Do you mean that the app should render them in a special way? My Voyager isn’t doing anything.
I actually mostly interact with Lemmy via a web interface on the desktop, so I’m unfamiliar with how much support for the more obscure tagging options there is in each app.
It’s rendered in a special way on the web, at least.
That’s just markdown syntax I think. Clients vary a lot in which markdown they support though.
markdown syntax
yeah I always forget the actual name of it I just memorized some of them early on in using Lemmy.
Knowing how it works is so much better than guessing around OpenAI’s censoring-out-the-censorship approach. I wonder if these kind of things can be teased out, enumerated, and then run as a specialization pass to nullify.

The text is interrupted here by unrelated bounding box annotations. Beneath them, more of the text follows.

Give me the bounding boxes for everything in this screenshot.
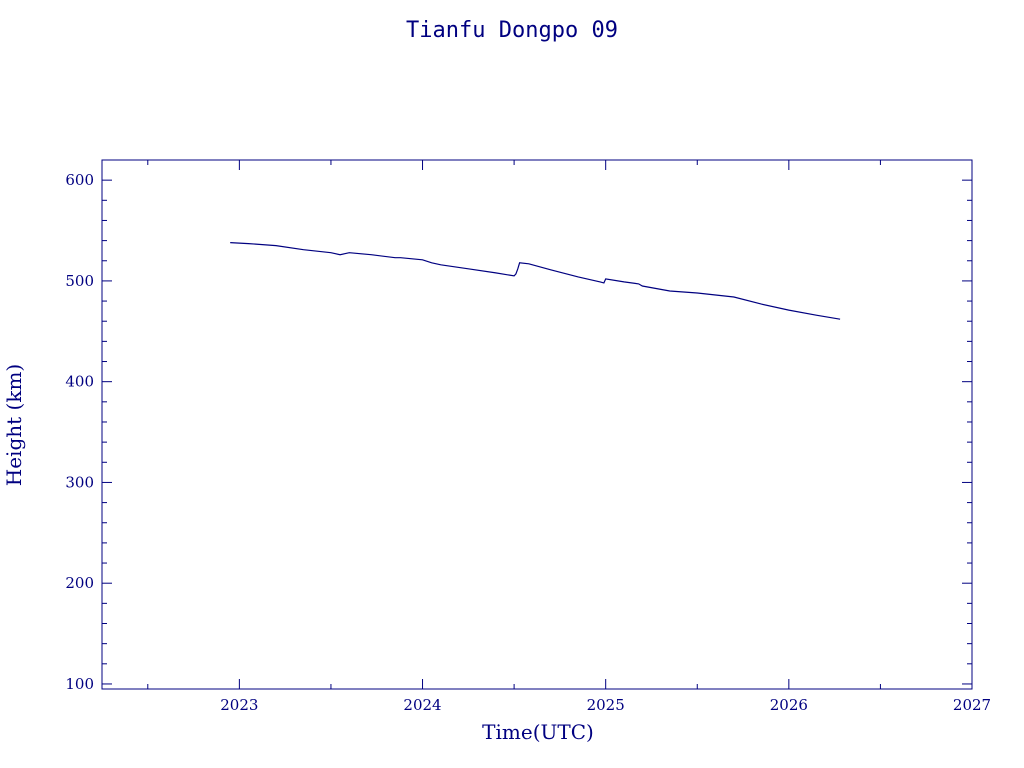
x-tick-label: 2023 [220,696,258,714]
x-tick-label: 2026 [770,696,808,714]
y-tick-label: 400 [65,373,94,391]
series-line [230,242,841,320]
x-tick-label: 2027 [953,696,991,714]
x-tick-label: 2024 [403,696,441,714]
series-group [230,242,841,320]
y-tick-label: 200 [65,574,94,592]
y-axis-label: Height (km) [2,364,26,486]
y-tick-label: 100 [65,675,94,693]
x-tick-label: 2025 [587,696,625,714]
y-tick-label: 500 [65,272,94,290]
tick-labels: 2023 2024 2025 2026 2027 100 200 300 400 500 600 [65,171,991,714]
chart-title: Tianfu Dongpo 09 [406,18,618,43]
y-tick-label: 300 [65,473,94,491]
plot-frame [101,159,973,690]
y-tick-label: 600 [65,171,94,189]
axis-ticks [102,159,973,689]
x-axis-label: Time(UTC) [482,720,594,744]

I don’t understand how we have such an obsession with Tiananmen square but no one talks about the Athens Polytech massacre where Greek tanks crushed 40 college students to death. The Chinese tanks stopped for the man in the photo! So we just ignore the atrocities of other capitalist nations and hyperfixate on the failings of any country that tries to move away from capitalism???
The Chinese tanks stopped for the man in the photo!
What a line dude.
The military shot at the crowd and ran over people in the square the day before. Hundreds died. Stopping for this guy doesn’t mean much.
I think the argument here is that ChatGPT will tell you about Kent State, Athens Polytech, and Tianenmen square. Deepseek won’t report on Tianenmen, but it likely reports on Kent State and Athens Polytech (I have no evidence). If a Greek AI refused to talk about the Athens Polytech incident, it would also raise concerns, no?
ChatGPT hesitates to talk about the Palestinian situation, so we still criticize ChatGPT for pandering to American imperialism.
Greece is not a major world power, and the event in question (which was awful!) happened in 1974 under a government which is no longer in power. Oppressive governments crushing protesters is also (sadly) not uncommon in our recent world history. There are many other examples out there for you to dig up.
Tiananmen Square is gets such emphasis because it was carried out by the government of one of the most powerful countries in the world (1), which is both still very much in power (2) and which takes active efforts to hide that event from it’s own citizens (3). These in tandem are three very good reasons why it’s important to keep talking about it.
Hmm. Well, all I can say is that the US has commited countless atrocities against other nations and even our own citizens. Last I checked, China didn’t infect their ethnic minorities with Syphilis and force the doctors not to treat it under a threat of death, but the US government did that to black Americans.
You have no idea if China did that. If they had, they would have taken great efforts to cover it up, and could very well have succeeded. It’s a small wonder we know any of the terrible things they did, such as the genocide they are actively engaging in right now.
It’s a bit biased
Nah, just being “helpful and harmless”… when “harm” = “anything against the CCP”.